One example in a presentation at the conference, would be UPenn's efforts to build software to compile, manage, and analyze usage data from library software. A few years ago they were engaged in an effort they called the "data farm". We at Hopkins were at one point considering trying to use their software for our own needs, but ended up not having the time or resources to fully investigate. However, in a presentation at the conference, Tom Barker from UPenn revealed that they themselves had come to realize their first effort at this was not creating efficiently sustainable software, it was taking them too much development time to adapt to new data sources, and was ending up too customized for other institutions to easily adopt or collaborate. They switched gears, and have developed new software they currently call MetriDoc, which is based on several pre-existing mature open source components for transforming and storing data.

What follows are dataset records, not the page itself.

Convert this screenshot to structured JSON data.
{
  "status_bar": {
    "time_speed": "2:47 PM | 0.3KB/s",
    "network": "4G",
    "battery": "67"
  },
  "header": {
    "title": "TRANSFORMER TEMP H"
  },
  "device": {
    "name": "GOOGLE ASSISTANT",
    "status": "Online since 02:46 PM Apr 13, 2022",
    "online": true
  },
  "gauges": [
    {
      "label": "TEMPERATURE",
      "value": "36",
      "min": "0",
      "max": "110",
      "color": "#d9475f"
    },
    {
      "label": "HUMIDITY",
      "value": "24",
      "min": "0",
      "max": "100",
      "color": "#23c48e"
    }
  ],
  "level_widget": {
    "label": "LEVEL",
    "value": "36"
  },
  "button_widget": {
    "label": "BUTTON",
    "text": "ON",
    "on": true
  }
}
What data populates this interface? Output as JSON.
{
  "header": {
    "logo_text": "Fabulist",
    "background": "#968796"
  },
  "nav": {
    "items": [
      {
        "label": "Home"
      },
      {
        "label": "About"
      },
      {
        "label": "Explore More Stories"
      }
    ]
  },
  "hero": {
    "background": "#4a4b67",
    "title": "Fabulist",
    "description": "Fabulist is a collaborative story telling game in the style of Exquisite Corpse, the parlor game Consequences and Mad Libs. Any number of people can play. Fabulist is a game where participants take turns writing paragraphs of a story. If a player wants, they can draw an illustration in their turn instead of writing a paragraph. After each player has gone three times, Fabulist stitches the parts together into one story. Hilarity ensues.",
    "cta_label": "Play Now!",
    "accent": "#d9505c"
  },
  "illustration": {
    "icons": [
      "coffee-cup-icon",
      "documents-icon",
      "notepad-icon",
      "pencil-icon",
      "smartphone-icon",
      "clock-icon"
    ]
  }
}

There are of course downsides to trying to build from several pre-existing powerful components, just different downsides from trying to build your own thing mostly from scratch (or much smaller pre-existing components). More components means more things the developer has to learn how to use, and more places to debug when something isn't going right. A component written for a more general purpose might not do exactly what you need. If you were counting on an open source component being maintained by an external community of developers, and it gets abandoned, it can be disastrous for your project.

But all approaches have risks, by being aware of the risks you can choose your components (and your approaches in general) to minimize them. The more I write software, the more I realize building complicated software such that it is flexible, sustainable, and expandable is actually difficult, taking skill, experience, time, and a bit of luck. It's not in fact -- despite the self-confidence of youth -- something that is obvious if you are just smart enough and know a couple guidelines.

Hopefully the Code4Lib community can continue to help library developers build their personal skill and experience at developing quality software in a sustainable and efficient way, in order to on aggregate increase the library communities capacity at sustainable technological innovation. I know my participation in the community -- in listservs, at the conferences, on IRC, and through the Code4Lib Journal -- has increased my own capacity immeasurably.